While motives and implications have been among the first questions to arise, we may need to assess many questions anew with a more profound understanding of the nuances of companies’ activist stances.
What we are seeing in our current research, focused on large Nordic companies, is that organisations don’t just choose between taking or not taking a stance, but they invest in or withdraw from debates by taking stances in different ways.
When we look at corporate activism as a broader phenomenon, there is rarely a single formula – firms may engage in societal debate much more subtly than what the most well-known examples suggest.
For example, companies may keep to their commercial role and make stances that highlight business benefits, or condemn deficits much more directly from the position of a societal actor.
Continuing conversations
Besides the variety in stances, companies stay invested in these debates to a varying degree. In our earlier study on Finlayson’s campaigns, we identified several activities that allowed the conversation to keep going. These activities took place both before and after the stance, extending the conversation beyond the immediate moment of stance-taking.

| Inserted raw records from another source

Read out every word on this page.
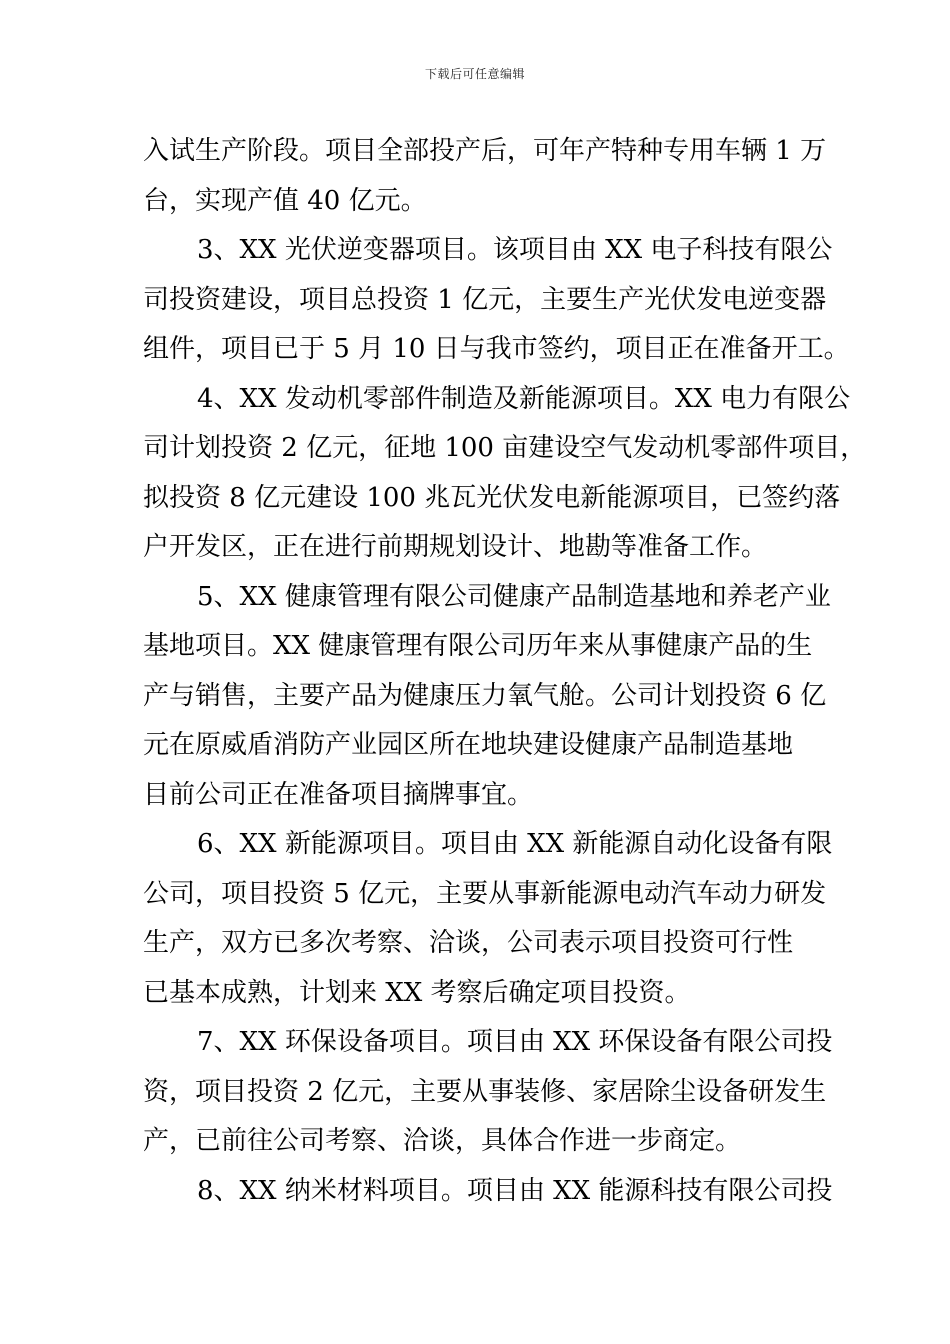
下载后可任意编辑
入试生产阶段。项目全部投产后，可年产特种专用车辆 1 万
台，实现产值 40 亿元。
3、XX 光伏逆变器项目。该项目由 XX 电子科技有限公
司投资建设，项目总投资 1 亿元，主要生产光伏发电逆变器
组件，项目已于 5 月 10 日与我市签约，项目正在准备开工。
4、XX 发动机零部件制造及新能源项目。XX 电力有限公
司计划投资 2 亿元，征地 100 亩建设空气发动机零部件项目，
拟投资 8 亿元建设 100 兆瓦光伏发电新能源项目，已签约落
户开发区，正在进行前期规划设计、地勘等准备工作。
5、XX 健康管理有限公司健康产品制造基地和养老产业
基地项目。XX 健康管理有限公司历年来从事健康产品的生
产与销售，主要产品为健康压力氧气舱。公司计划投资 6 亿
元在原威盾消防产业园区所在地块建设健康产品制造基地
目前公司正在准备项目摘牌事宜。
6、XX 新能源项目。项目由 XX 新能源自动化设备有限
公司，项目投资 5 亿元，主要从事新能源电动汽车动力研发
生产，双方已多次考察、洽谈，公司表示项目投资可行性
已基本成熟，计划来 XX 考察后确定项目投资。
7、XX 环保设备项目。项目由 XX 环保设备有限公司投
资，项目投资 2 亿元，主要从事装修、家居除尘设备研发生
产，已前往公司考察、洽谈，具体合作进一步商定。
8、XX 纳米材料项目。项目由 XX 能源科技有限公司投
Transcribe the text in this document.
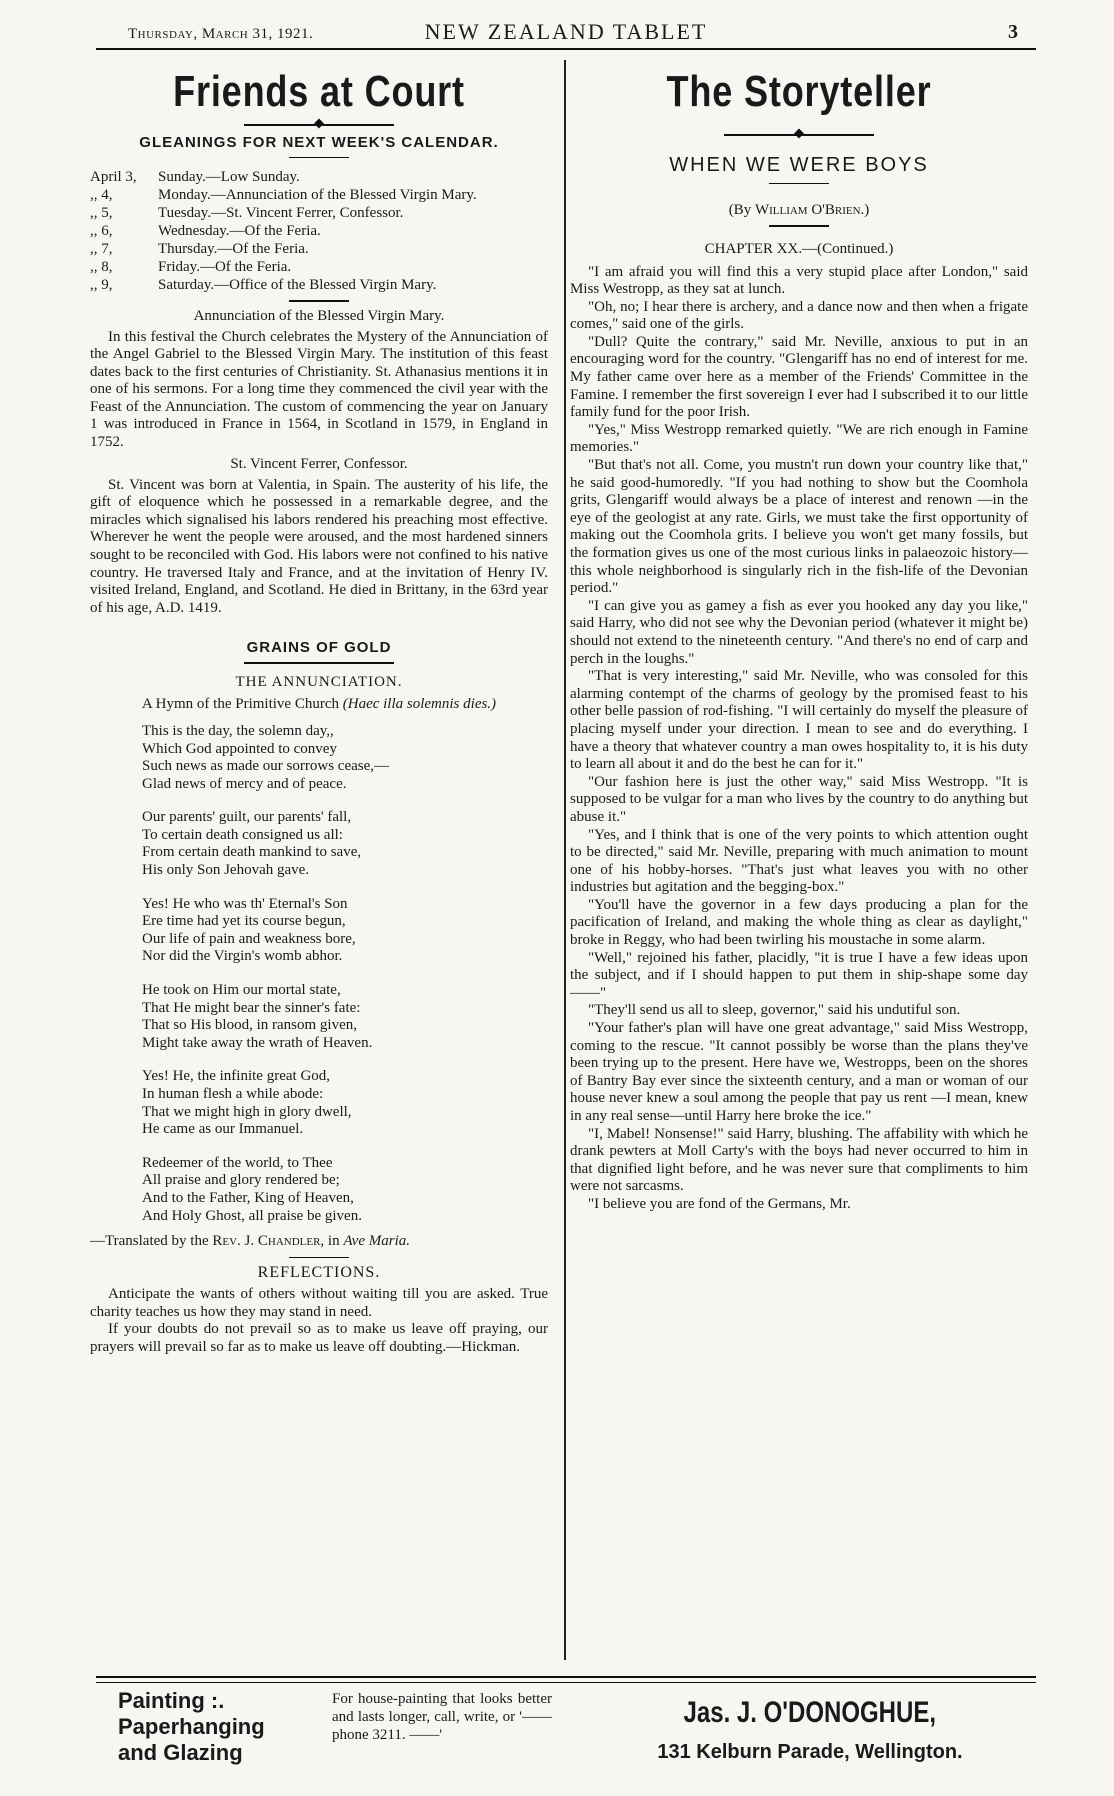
Thursday, March 31, 1921.	NEW ZEALAND TABLET	3
Friends at Court
GLEANINGS FOR NEXT WEEK'S CALENDAR.
April 3,	Sunday.—Low Sunday.
,, 4,	Monday.—Annunciation of the Blessed Virgin Mary.
,, 5,	Tuesday.—St. Vincent Ferrer, Confessor.
,, 6,	Wednesday.—Of the Feria.
,, 7,	Thursday.—Of the Feria.
,, 8,	Friday.—Of the Feria.
,, 9,	Saturday.—Office of the Blessed Virgin Mary.
Annunciation of the Blessed Virgin Mary.

In this festival the Church celebrates the Mystery of the Annunciation of the Angel Gabriel to the Blessed Virgin Mary. The institution of this feast dates back to the first centuries of Christianity. St. Athanasius mentions it in one of his sermons. For a long time they commenced the civil year with the Feast of the Annunciation. The custom of commencing the year on January 1 was introduced in France in 1564, in Scotland in 1579, in England in 1752.

St. Vincent Ferrer, Confessor.

St. Vincent was born at Valentia, in Spain. The austerity of his life, the gift of eloquence which he possessed in a remarkable degree, and the miracles which signalised his labors rendered his preaching most effective. Wherever he went the people were aroused, and the most hardened sinners sought to be reconciled with God. His labors were not confined to his native country. He traversed Italy and France, and at the invitation of Henry IV. visited Ireland, England, and Scotland. He died in Brittany, in the 63rd year of his age, A.D. 1419.

GRAINS OF GOLD
THE ANNUNCIATION.
A Hymn of the Primitive Church (Haec illa solemnis dies.)
This is the day, the solemn day,,
Which God appointed to convey
Such news as made our sorrows cease,—
Glad news of mercy and of peace.
Our parents' guilt, our parents' fall,
To certain death consigned us all:
From certain death mankind to save,
His only Son Jehovah gave.
Yes! He who was th' Eternal's Son
Ere time had yet its course begun,
Our life of pain and weakness bore,
Nor did the Virgin's womb abhor.
He took on Him our mortal state,
That He might bear the sinner's fate:
That so His blood, in ransom given,
Might take away the wrath of Heaven.
Yes! He, the infinite great God,
In human flesh a while abode:
That we might high in glory dwell,
He came as our Immanuel.
Redeemer of the world, to Thee
All praise and glory rendered be;
And to the Father, King of Heaven,
And Holy Ghost, all praise be given.
—Translated by the Rev. J. Chandler, in Ave Maria.
REFLECTIONS.

Anticipate the wants of others without waiting till you are asked. True charity teaches us how they may stand in need.

If your doubts do not prevail so as to make us leave off praying, our prayers will prevail so far as to make us leave off doubting.—Hickman.

The Storyteller
WHEN WE WERE BOYS
(By William O'Brien.)
CHAPTER XX.—(Continued.)

"I am afraid you will find this a very stupid place after London," said Miss Westropp, as they sat at lunch.

"Oh, no; I hear there is archery, and a dance now and then when a frigate comes," said one of the girls.

"Dull? Quite the contrary," said Mr. Neville, anxious to put in an encouraging word for the country. "Glengariff has no end of interest for me. My father came over here as a member of the Friends' Committee in the Famine. I remember the first sovereign I ever had I subscribed it to our little family fund for the poor Irish.

"Yes," Miss Westropp remarked quietly. "We are rich enough in Famine memories."

"But that's not all. Come, you mustn't run down your country like that," he said good-humoredly. "If you had nothing to show but the Coomhola grits, Glengariff would always be a place of interest and renown —in the eye of the geologist at any rate. Girls, we must take the first opportunity of making out the Coomhola grits. I believe you won't get many fossils, but the formation gives us one of the most curious links in palaeozoic history—this whole neighborhood is singularly rich in the fish-life of the Devonian period."

"I can give you as gamey a fish as ever you hooked any day you like," said Harry, who did not see why the Devonian period (whatever it might be) should not extend to the nineteenth century. "And there's no end of carp and perch in the loughs."

"That is very interesting," said Mr. Neville, who was consoled for this alarming contempt of the charms of geology by the promised feast to his other belle passion of rod-fishing. "I will certainly do myself the pleasure of placing myself under your direction. I mean to see and do everything. I have a theory that whatever country a man owes hospitality to, it is his duty to learn all about it and do the best he can for it."

"Our fashion here is just the other way," said Miss Westropp. "It is supposed to be vulgar for a man who lives by the country to do anything but abuse it."

"Yes, and I think that is one of the very points to which attention ought to be directed," said Mr. Neville, preparing with much animation to mount one of his hobby-horses. "That's just what leaves you with no other industries but agitation and the begging-box."

"You'll have the governor in a few days producing a plan for the pacification of Ireland, and making the whole thing as clear as daylight," broke in Reggy, who had been twirling his moustache in some alarm.

"Well," rejoined his father, placidly, "it is true I have a few ideas upon the subject, and if I should happen to put them in ship-shape some day——"

"They'll send us all to sleep, governor," said his undutiful son.

"Your father's plan will have one great advantage," said Miss Westropp, coming to the rescue. "It cannot possibly be worse than the plans they've been trying up to the present. Here have we, Westropps, been on the shores of Bantry Bay ever since the sixteenth century, and a man or woman of our house never knew a soul among the people that pay us rent —I mean, knew in any real sense—until Harry here broke the ice."

"I, Mabel! Nonsense!" said Harry, blushing. The affability with which he drank pewters at Moll Carty's with the boys had never occurred to him in that dignified light before, and he was never sure that compliments to him were not sarcasms.

"I believe you are fond of the Germans, Mr.

Painting :.
Paperhanging
and Glazing
For house-painting that looks better and lasts longer, call, write, or '—— phone 3211. ——'
Jas. J. O'DONOGHUE,
131 Kelburn Parade, Wellington.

In Finlayson’s case, much of the activism took place after the stance, when they defended both the issue and their role in the conversation. As such, there is much to explore and learn when looking into the trajectories of company stances in the post-stance phase.
How the stances start is also important to the conversation. While companies may use different tactics, starting from their own campaigns and continuing to individual statements in interviews or social media posts, it is both the form and the intensity that matters. Companies may also choose to initiate or join conversations, and they may invest different resources to stay engaged.
Studying the variety and intensity of corporate activism is likely to give us a better understanding of not only the reactions toward their stances, but also how invested companies are in pushing for societal change. In the broadest sense, this will help us to understand the political roles that accompany firms’ activist stances.